Something that I’ve learned over the past year is that journaling as a mental health tool doesn’t have to be writing down your feelings and what’s going on. I’ve also learned that many people don’t realized how much journaling in other ways can also help, and I wanted to make sure to share this important bit of info with you.

Like I mentioned earlier, I use an art journal too. It really helps to round out my journaling options. I’d really recommend trying it even if you don’t consider yourself an artist. First of all, you can do more than you think. I took a college class on fashion design and the teacher just blew me away with how she taught us that mindset is a huge part of art. I never considered myself an artist until I saw what I could create when I just started believing that maybe I could do this.

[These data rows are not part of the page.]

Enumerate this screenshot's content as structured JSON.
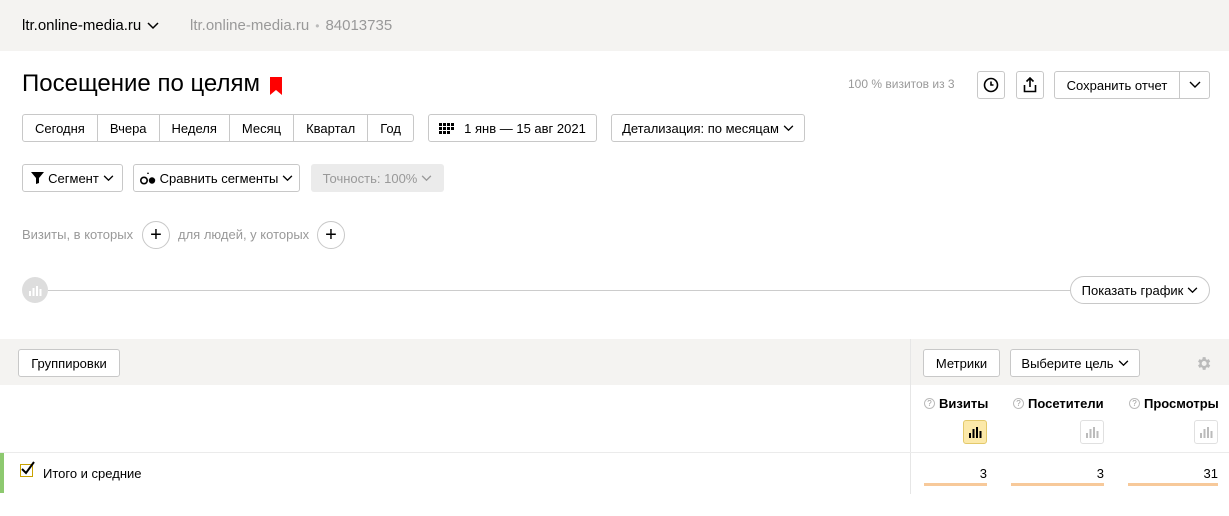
{
  "header": {
    "site_name": "ltr.online-media.ru",
    "breadcrumb_site": "ltr.online-media.ru",
    "breadcrumb_sep": "•",
    "counter_id": "84013735"
  },
  "report": {
    "title": "Посещение по целям",
    "sample_text": "100 % визитов из 3",
    "save_label": "Сохранить отчет"
  },
  "periods": [
    "Сегодня",
    "Вчера",
    "Неделя",
    "Месяц",
    "Квартал",
    "Год"
  ],
  "date_range": "1 янв — 15 авг 2021",
  "detail_label": "Детализация: по месяцам",
  "segment_label": "Сегмент",
  "compare_label": "Сравнить сегменты",
  "accuracy_label": "Точность: 100%",
  "filters": {
    "visits_label": "Визиты, в которых",
    "people_label": "для людей, у которых"
  },
  "show_chart_label": "Показать график",
  "table": {
    "groupings_label": "Группировки",
    "metrics_label": "Метрики",
    "goal_label": "Выберите цель",
    "columns": [
      "Визиты",
      "Посетители",
      "Просмотры"
    ],
    "total_label": "Итого и средние",
    "totals": [
      "3",
      "3",
      "31"
    ]
  },
  "colors": {
    "accent_red": "#ff0000",
    "active_chart_bg": "#fce9a9",
    "bar_color": "#f7c99a",
    "row_accent": "#8dc96f"
  }
}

And I still choose to just doodle or I try and mimic things I’ve seen other people create in my art journal. I decided as soon as I got my A&O Notebook that I didn’t want the fear of it being perfect to hold me back from using it. I decided that whatever came out of my pens is what would be there. It was going to be a notebook of personality, not perfection. I embrace the imperfection. And that frees me to be able to let go of stress when I’m drawing, rather than creating stress by hoping that it’s “good enough.” I love that anything goes. I just draw what I feel.


You may also like:

Creating a Self Care Toolkit

5 Tools for Stress Relief


Journaling is a mental health tool that anyone can do. You can write, draw, paint, collage, just lay down a bunch of stickers. I know some people who create other pieces of art, or take photographs, or sew. It can be any art that helps you express your emotions instead of keeping them trapped inside.

Even when I am thinking through what is going on, it rarely feels like I’ve truly released the emotion unless I get it out of my head and expressed in some other way. And I’d really encourage you to try lots of methods that appeal to you and you’ll find the one that really lets you process what you are experiencing.